All in all, a great success! All 4 of us set personal distance bests! I got some good miles under my new saddle, and got to try out the new tires on my wife's bike (Conti Sport something-or-others) and my new Kenda Karvs. She was happy with how more "confident" she felt on her Contis vs. the Vittoria Zaffiros that came on her bike. I felt substantially quicker on my bike, though I had some Ritchey Speedmaxes on mine.

But, that's not the point:

A buddy was attempting to ride a century yesterday, to celebrate his birthday. He and another guy were riding together, and my wife and I were planning on joining them about halfway through...the two of them were riding a giant counter-clockwise circle, and my wife and I were trying to meet them for the southern leg/portion of the circle. Long story short, our buddy had a bit of a rougher go than he expected, so we had to ride further to meet up with them. Instead of meeting him at about the 60 mile point of his ride, we wound up meeting at around Mile 50.

Unfortunately, the guy whose birthday it was wound up dipping out at Mile 75. He had been drinking the night before, and hadn't entered the ride properly fed or hydrated. But, celebrating the small victories, he set a personal best! He hadn't gone further than 70 miles at this point...last time we rode with him, he was intimidated by even 10 miles. But, he's spent nearly the entire quarantine on a bike, so here we are. His ride partner saw that he got a ride home, then carried on, ultimately completing the century circuit - his personal distance best, and that was pretty cool because he's a pretty accomplished triathlete and cyclist.

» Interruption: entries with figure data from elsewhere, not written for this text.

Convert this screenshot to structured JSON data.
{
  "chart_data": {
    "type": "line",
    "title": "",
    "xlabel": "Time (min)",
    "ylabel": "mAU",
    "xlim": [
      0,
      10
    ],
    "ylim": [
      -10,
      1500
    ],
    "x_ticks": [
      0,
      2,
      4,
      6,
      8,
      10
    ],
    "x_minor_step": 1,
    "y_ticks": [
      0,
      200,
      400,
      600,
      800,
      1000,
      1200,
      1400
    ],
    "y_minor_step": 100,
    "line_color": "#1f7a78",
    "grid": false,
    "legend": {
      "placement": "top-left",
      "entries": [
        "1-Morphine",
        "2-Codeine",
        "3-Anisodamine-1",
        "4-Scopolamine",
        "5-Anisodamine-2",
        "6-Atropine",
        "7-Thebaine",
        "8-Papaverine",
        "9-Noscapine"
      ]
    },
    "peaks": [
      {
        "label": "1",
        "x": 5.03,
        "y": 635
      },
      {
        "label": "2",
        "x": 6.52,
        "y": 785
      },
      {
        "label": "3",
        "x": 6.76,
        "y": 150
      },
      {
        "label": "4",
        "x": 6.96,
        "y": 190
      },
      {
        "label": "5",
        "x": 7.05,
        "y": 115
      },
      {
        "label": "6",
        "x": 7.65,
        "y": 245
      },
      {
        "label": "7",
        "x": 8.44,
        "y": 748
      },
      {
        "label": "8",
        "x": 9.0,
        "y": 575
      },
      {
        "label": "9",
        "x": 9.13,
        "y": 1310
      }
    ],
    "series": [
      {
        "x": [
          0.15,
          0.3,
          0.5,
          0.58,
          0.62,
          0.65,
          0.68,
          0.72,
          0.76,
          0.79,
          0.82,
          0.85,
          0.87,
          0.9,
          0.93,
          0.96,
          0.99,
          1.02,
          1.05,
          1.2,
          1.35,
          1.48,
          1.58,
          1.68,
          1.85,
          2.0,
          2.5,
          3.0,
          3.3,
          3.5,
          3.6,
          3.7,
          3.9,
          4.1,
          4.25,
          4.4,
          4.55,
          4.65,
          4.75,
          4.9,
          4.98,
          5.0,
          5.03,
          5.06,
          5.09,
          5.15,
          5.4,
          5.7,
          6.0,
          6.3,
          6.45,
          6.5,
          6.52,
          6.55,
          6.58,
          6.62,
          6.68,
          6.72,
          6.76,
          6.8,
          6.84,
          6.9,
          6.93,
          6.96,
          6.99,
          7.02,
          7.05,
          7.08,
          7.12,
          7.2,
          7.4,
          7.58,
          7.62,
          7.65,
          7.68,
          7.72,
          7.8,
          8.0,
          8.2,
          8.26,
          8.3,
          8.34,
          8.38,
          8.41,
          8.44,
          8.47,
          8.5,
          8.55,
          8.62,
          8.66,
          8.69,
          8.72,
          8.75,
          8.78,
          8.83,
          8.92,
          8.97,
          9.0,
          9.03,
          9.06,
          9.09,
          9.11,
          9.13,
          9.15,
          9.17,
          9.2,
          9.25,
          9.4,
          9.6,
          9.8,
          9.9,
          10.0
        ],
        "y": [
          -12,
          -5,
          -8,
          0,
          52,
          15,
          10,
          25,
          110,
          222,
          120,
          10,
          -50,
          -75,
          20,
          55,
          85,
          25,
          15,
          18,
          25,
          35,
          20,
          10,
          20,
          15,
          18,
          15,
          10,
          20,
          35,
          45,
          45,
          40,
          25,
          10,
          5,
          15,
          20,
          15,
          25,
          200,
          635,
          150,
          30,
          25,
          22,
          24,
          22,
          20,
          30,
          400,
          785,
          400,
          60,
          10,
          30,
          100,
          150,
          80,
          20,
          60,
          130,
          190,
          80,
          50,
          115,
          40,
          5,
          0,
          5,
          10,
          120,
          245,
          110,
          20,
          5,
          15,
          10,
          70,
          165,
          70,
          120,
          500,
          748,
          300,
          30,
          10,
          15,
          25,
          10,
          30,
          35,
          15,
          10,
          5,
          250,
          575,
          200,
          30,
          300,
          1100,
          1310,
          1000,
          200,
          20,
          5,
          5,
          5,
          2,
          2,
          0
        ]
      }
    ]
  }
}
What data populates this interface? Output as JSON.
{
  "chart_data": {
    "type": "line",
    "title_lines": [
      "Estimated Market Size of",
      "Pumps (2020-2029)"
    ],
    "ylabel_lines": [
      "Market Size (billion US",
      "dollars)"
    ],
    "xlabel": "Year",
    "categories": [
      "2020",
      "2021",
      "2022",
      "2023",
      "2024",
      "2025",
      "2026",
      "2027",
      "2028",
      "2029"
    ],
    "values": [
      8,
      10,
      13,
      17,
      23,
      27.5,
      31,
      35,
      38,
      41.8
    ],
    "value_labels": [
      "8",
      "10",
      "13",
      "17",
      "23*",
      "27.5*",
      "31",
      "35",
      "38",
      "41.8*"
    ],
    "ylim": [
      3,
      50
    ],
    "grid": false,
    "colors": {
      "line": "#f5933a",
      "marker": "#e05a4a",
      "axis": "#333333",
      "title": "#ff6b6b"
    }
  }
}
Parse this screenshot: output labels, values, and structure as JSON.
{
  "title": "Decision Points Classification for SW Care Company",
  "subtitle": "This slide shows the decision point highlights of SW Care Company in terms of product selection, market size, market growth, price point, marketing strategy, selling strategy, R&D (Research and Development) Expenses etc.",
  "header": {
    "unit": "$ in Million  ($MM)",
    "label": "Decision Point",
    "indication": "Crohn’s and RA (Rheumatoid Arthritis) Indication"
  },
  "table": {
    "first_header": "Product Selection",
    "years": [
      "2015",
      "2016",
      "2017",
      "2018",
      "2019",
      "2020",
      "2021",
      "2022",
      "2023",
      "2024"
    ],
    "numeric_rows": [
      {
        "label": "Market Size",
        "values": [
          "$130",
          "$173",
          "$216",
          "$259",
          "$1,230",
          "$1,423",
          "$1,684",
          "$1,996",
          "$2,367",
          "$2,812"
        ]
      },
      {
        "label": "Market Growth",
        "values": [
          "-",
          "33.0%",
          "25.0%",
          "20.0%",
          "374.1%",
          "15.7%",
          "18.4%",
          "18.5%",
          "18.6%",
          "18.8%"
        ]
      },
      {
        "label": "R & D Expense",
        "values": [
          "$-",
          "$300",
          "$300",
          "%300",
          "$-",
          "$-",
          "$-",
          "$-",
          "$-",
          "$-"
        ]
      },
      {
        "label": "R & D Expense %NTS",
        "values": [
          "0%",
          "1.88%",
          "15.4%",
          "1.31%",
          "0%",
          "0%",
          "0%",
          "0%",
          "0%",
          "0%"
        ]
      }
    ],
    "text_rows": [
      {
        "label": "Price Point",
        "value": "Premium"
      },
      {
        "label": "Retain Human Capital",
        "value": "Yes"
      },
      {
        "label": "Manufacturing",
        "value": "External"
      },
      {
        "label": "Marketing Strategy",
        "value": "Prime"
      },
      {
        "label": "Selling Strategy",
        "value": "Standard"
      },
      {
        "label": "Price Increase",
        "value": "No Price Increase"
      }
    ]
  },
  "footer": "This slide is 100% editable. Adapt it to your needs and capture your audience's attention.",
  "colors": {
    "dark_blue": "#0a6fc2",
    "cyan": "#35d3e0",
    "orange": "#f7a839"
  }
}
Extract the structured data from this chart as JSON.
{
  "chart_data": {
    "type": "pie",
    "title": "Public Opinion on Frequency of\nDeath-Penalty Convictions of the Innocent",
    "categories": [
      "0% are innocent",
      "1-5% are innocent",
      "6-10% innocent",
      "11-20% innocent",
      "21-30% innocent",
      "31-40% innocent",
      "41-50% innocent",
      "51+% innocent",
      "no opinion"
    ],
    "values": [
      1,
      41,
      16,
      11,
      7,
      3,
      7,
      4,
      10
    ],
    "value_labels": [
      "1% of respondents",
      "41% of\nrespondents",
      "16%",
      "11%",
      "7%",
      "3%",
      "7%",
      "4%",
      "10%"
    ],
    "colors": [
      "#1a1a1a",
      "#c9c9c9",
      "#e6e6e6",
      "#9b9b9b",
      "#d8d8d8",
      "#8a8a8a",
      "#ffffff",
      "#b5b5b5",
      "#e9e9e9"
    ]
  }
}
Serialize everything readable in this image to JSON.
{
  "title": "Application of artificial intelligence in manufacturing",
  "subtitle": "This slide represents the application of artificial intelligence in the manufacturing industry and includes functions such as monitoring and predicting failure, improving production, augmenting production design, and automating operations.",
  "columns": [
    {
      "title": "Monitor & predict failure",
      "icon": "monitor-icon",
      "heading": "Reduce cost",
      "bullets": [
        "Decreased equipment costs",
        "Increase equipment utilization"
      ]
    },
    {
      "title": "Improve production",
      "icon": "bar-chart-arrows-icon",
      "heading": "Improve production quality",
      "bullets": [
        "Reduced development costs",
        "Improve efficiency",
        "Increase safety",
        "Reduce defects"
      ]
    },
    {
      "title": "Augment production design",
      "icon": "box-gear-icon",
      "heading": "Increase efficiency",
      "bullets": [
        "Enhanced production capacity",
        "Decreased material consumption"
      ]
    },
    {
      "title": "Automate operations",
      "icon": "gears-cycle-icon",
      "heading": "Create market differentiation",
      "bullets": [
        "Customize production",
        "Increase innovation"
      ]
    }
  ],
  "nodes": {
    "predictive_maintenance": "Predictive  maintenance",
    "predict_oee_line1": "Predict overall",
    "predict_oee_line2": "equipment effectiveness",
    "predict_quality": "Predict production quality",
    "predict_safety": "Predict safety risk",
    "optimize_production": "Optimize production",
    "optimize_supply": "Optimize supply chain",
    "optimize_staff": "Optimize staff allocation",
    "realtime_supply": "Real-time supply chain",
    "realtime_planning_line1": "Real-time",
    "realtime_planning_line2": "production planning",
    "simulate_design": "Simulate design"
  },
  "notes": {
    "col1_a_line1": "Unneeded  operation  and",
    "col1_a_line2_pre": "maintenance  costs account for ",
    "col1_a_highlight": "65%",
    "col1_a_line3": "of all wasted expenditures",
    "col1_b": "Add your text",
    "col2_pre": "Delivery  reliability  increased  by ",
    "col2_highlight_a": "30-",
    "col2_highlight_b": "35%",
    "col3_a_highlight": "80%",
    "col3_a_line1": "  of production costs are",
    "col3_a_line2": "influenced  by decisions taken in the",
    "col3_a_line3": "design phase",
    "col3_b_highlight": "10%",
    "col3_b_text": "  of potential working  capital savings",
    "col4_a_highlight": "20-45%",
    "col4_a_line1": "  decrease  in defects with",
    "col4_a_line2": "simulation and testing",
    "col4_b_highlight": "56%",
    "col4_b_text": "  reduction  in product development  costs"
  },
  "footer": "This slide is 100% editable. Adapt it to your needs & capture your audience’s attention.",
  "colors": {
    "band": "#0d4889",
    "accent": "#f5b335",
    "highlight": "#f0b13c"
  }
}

I overcame a mental block regarding distance, and wound up getting in 33 miles yesterday! We were planning on only 15ish miles, but as mentioned, we had to meet our group about 10 miles north, and that altered their planned route a little. So, I was pretty proud of that...despite being the shortest distance of the group, it was my own personal longest. :thumbsup:

But, we've already established that I'm not a "true" cyclist, because not only did I need tire levers to replace the tires, but my personal best is only 33 miles, despite having 8,000 posts here. Miss me with your negativity, I'm celebrating the small victories.


----------



## rudge66 (Apr 1, 2019)

That's a really good report ... I like it.


----------



## Christine (Jul 23, 2005)

Nice work!! I did a century once, almost 20 years ago. Took about 10 hours. If I could get rid of the lower back pain I could see doing more distances again, but right now it hurts to think about.


----------